At the end of the day, I wish the seemingly huge amount of development hours spent on these impressive, but ultimately cosmetic niceties were instead spent on other, more practical things. Such as making more new cars to supplement the rather-too-long list of cars seen in prior Forza games. Or perhaps adding a few more tracks to go along with the too few that were added this time around, because when it comes down to it, this is a game that is all about driving.

Forza Motorsport 4

The game also uses Kinect, but it’s another feature I don’t think adds much value. Making menu navigation slightly more convenient is nice, but I just didn’t get on with the head-tracking system, which seemed to force me to turn my head away from a screen that I actually want to be looking at to point an in-game camera at an area I might not. I’m sure some people will think it’s cool, but to me the whole thing just feels like a box-ticking exercise where Microsoft have asked Turn 10 to integrate Kinect, not because it’s a game enhancement, but because they want to sell more Kinects.

But the good news is that while I’m moaning about these things, they don’t really take anything away from the game – probably due to the ironic reason that they don’t really add anything in the first place. They’re easy to ignore, because they don’t get in the way of the real game, which is absolutely brilliant.

Which, of course, begs the question: Now that we’ve reached the end of the road for this generation of racing games, which franchise emerges the victor? Well, having played Gran Turismo 5 for many months earlier this year, I feel that the PS3 racing flagship still delivers the most realistic-feeling and authentic driving simulation experience. Brilliant though Forza 4 is, Gran Turismo 5 just feels a little more convincing at the limit, if only by a few degrees. And while the lighting and graphics in Forza 4 are outstanding, Gran Turismo 5 manages to articulate an atmosphere in its dynamic lighting and weather effects that is simply gorgeous. It also has more cars, but while their quality hits higher highs than the best in-game models in Forza 4, many – indeed most – of them are vastly inferior.

Forza 4 fights back, however, with sheer wealth of features. It has much better tuning modes for gear heads, and its hallmark visual customisation tools for designers and artists is superb. It has a storefront that lets everyone sell everything from prize cars to custom stickers.

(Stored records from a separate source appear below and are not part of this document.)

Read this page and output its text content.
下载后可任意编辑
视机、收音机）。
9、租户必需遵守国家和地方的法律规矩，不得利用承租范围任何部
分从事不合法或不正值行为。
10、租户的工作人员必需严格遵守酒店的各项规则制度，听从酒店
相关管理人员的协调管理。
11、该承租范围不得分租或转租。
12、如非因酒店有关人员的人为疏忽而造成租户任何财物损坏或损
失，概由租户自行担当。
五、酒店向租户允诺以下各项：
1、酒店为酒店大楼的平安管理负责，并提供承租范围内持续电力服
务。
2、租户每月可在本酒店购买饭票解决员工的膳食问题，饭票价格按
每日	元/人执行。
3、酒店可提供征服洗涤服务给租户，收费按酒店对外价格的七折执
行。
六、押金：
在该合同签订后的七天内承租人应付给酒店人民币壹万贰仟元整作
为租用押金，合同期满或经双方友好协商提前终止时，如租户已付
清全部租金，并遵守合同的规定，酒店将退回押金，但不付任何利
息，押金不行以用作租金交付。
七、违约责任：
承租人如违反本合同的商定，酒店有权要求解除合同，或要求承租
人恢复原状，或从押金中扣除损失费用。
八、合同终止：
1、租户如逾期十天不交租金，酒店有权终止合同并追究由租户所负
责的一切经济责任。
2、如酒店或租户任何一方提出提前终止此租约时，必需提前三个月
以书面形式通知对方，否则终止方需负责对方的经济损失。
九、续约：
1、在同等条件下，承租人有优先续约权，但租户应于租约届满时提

And, of course, it has its deeply impressive roster of competitive racing modes and challenges – backed with outstanding social features.

Put them all together, and you have the ultimate automotive playground. A place where car buffs can come together and enjoy virtually every aspect of car culture you can think of – and engage in fierce, beautifully articulated competition. It’s a remarkable achievement, and the reason why Forza 4 accelerates down the final straight and leaves Gran Turismo 5 eating its dust, crossing the finish line as the best racing game in the world today, tomorrow, and probably for the next few years.

I’ll see you on the track.

Forza Motorsport 4: Specs

  • Available for Xbox 360 only Age rating: 3+
  • Available for Xbox 360 only Age rating: 3+


Simply the best racing game available right now. From its stellar graphics and presentation to its outstanding online racing modes and social features, Forza 4 is an absolute winner. The only fly in the ointment is a few unnecessary features and gimmicks such as Kinect support.